I got some interesting stuff from a garage sale this Saturday. Just look at this thing and tell me it's not amazing, if perhaps worryingly stereotypical:
FEEEEEEEESH.
"They're quite valuable, you know," said the woman who sold two of these figurines to me, from a table in the laneway behind her house.
"Really?" I said. "Then why did you just sell them to me for ten dollars?"
She didn't have the time to find a collector to sell them to, she said.
"This woman is a fool," I thought. "I will profit handsomely from this transaction."
"Muahahahaha."
It turns out the woman who sold me the figurines was somewhat correct about them. To collectors, these types of statuettes are known as "mud men." According to the one comprehensive essay on them I was able to find, they've been made as souvenirs in small southern Chinese towns for about two centuries. In times past, entire villages would collaborate to produce mud men by hand, as a way of making money after harvest season was over.

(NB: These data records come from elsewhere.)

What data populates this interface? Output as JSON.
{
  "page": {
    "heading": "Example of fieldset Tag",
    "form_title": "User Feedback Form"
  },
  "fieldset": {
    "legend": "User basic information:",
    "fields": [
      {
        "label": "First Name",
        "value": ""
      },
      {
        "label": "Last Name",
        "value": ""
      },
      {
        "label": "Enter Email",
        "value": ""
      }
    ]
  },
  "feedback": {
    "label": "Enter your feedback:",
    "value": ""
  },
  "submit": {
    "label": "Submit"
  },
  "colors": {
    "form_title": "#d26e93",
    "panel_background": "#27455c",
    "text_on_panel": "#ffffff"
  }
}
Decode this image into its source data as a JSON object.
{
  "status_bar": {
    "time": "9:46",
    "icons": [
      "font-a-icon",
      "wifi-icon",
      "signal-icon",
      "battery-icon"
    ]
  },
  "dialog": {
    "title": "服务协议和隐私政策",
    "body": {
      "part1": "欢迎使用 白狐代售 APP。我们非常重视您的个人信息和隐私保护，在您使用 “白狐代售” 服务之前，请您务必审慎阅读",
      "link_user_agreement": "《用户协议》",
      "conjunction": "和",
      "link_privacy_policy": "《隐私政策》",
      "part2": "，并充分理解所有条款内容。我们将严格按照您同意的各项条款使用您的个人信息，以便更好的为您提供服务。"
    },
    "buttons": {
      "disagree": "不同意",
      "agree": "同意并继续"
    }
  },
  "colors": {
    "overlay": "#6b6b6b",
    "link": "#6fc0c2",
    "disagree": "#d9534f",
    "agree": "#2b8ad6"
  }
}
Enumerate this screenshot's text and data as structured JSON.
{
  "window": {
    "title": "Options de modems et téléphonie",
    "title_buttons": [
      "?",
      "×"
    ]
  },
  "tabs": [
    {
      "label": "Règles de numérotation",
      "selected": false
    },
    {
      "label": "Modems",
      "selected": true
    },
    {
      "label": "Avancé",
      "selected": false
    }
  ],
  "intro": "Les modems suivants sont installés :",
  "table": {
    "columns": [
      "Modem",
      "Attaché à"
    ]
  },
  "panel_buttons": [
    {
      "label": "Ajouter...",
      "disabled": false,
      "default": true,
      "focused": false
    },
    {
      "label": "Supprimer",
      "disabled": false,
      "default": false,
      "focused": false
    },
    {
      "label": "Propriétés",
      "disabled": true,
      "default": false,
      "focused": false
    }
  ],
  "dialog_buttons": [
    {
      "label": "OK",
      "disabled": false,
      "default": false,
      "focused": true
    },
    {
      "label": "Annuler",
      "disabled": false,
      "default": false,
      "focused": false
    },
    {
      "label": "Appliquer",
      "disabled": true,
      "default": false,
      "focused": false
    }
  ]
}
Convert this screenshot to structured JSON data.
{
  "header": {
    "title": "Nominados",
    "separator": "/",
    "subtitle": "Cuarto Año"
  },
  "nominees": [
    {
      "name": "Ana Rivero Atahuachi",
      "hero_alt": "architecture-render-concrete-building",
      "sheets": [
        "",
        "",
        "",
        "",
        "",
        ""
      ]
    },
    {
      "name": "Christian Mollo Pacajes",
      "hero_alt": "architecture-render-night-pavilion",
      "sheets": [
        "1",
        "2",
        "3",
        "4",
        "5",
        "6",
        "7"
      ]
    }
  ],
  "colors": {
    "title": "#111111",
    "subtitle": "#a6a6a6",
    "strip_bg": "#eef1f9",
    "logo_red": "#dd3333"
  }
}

Early mud men are, in fact, very collectible, and fairly valuable. It's not uncommon to see them sell for a few hundred dollars on eBay.
But most of the mud men one finds today—at places like Toronto garage sales, for instance—were produced at the Shiwan Artistic Ceramic Factory, founded in 1952. Shiwan cranks out millions of pieces per year, of mostly uniform quality. Their handiwork sells for ten to twenty dollars per figurine on eBay, and even less on Amazon.
I don't think I need to tell you what kind of mud men my guys turned out to be.
They're on my shelf now, where they'll likely remain until I decide to hold a garage sale of my own. And what a garage sale that will be. Thankfully, I won't be able to buy anything at it.